Ehl-i Beyt İmamları yaşadıkları dönemde müslümanların en alimi,en takvalı,iman ve irfanda en üstünü olmuş ve sürekli çevrelerine nur saçan birer kandil olmuşlar mezhep imamları ve dönemin alim şahsiyetleri ya direk veya dolaylı şekilde Onlardan faydalanmış feyiz almışlardır çünkü hiç kimse Ehl-i Beyt’i bir mezhep temsilcisi olarak görmemiş nasıl ki Rasulullah konuştuğunda din adına konuşuyor herhangi bir mezhebi temsilen konuşmuyorsa; iki ağır emanetten biri olan Ehl-i Beyt İmamlarıda dini bir merci olarak konuşuyor diğer alim ve halk ise onlara bağlanıp feyizleniyorlardı.  Mesela imam Azam Ebu Hanife ömrünün son iki yılında İmam Cafer-i Sadık’tan ders görmüş  “Cafer olmasaydı Numan helak olmuştu “diyerek İmam Caferi sadık’ın ne büyük bir alim şahsiyet olduğunu belirtmiş ayrıca Ona bağlılığını dönemin zalim hükümdarının kadılık teklifini zindanda hergün kırbaçlandığı halde şehit olana dek kabul etmeyerek göstermiştir. Hz.
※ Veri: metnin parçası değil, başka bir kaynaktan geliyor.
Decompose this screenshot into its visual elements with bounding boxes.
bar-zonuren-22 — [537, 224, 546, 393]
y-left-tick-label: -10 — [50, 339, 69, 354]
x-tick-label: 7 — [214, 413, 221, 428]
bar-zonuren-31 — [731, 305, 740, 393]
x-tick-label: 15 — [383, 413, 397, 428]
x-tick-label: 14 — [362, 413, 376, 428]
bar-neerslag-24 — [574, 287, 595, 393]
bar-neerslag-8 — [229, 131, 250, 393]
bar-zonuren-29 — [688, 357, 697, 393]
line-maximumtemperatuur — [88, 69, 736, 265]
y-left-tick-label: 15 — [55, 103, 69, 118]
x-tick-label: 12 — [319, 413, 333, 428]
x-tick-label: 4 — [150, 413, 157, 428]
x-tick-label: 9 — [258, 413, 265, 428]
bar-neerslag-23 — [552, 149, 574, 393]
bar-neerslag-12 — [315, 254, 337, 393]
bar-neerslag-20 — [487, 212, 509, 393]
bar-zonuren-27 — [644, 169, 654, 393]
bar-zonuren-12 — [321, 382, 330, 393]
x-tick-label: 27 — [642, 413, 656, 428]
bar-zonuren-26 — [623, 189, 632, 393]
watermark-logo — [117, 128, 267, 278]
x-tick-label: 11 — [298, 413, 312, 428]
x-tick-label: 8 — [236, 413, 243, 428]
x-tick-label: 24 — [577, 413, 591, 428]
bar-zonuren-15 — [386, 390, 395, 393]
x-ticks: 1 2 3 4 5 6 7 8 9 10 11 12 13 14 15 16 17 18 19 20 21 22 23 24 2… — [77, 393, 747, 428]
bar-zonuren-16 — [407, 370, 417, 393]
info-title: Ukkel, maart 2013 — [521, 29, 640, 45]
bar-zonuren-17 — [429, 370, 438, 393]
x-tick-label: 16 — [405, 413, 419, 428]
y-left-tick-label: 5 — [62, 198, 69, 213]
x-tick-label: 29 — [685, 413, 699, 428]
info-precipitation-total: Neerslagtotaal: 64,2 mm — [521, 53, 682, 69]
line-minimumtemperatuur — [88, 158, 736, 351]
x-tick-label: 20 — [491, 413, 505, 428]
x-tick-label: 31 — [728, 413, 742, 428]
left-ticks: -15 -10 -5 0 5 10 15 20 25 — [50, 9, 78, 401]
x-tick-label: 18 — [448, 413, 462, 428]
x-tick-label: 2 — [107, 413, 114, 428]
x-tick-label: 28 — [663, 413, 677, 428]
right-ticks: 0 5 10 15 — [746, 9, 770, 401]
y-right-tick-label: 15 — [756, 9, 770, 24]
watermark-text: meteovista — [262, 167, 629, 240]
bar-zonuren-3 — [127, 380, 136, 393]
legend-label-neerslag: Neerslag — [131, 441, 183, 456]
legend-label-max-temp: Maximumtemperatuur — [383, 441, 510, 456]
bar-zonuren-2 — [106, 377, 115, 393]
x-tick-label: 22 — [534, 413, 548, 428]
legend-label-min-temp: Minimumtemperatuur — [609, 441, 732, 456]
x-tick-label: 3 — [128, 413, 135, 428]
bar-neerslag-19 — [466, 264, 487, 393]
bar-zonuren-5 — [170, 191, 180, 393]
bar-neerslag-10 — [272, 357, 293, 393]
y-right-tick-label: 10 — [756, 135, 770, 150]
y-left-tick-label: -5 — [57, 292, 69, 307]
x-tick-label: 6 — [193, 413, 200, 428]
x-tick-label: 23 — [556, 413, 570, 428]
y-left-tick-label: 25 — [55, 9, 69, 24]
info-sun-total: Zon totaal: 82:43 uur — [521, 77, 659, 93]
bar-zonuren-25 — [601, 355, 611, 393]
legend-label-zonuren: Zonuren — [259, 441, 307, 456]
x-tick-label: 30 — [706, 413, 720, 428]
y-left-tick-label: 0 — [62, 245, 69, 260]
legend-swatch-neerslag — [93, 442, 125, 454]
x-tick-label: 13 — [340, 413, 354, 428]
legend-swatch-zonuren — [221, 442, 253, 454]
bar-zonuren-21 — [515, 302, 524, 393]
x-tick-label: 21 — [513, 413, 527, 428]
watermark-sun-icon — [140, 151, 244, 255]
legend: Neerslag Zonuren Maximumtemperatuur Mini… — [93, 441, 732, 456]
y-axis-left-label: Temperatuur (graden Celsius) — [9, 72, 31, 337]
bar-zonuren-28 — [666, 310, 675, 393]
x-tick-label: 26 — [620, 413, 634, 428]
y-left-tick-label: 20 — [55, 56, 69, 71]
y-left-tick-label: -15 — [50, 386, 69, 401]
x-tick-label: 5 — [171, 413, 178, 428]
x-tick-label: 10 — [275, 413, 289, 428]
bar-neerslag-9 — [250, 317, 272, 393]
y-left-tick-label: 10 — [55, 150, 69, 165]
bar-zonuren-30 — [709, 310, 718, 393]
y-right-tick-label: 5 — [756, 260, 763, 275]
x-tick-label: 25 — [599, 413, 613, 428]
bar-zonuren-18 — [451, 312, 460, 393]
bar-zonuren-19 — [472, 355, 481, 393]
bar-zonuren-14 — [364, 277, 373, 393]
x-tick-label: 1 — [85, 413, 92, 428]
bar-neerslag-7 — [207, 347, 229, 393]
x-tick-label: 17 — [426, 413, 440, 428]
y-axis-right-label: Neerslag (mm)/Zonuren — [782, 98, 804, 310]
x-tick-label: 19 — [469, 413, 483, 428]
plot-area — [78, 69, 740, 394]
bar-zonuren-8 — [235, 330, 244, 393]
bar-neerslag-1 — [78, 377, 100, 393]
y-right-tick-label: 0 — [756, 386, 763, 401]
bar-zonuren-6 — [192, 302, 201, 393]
Ali ve evlatlarını övüp anlatmaktan dolayı tutuklanıp rafazi damgasıyla dönemin Abbasi halifesi önüne çıkarılan İmam Şafi Hazretleri  “İmam Ali ve Ehl-i Beyti anlatmak ve övmek rafazilikse (hak yoldan sapmaksa) herkes bilsinki ben rafaziyim” diyerek Ehlibeyt İmamlarına ne kadar bağlı olduğunu ve sevgi beslediğini  göstermiştir ve daha bir çok örnek verilebilir ancak kısa kesiyorum.

Ehl-i Beyt-i Rasulullah, her dönemde bütün İslam Ümmeti için Öz Muhammed-i İslam’ın çizgisini tanıtan hak ile batılı ayıran, dost ile düşman safını netleştiren, sahtekarların maskesini düşürüp aşikar eden bir mihenk taşı olmuştur....!!!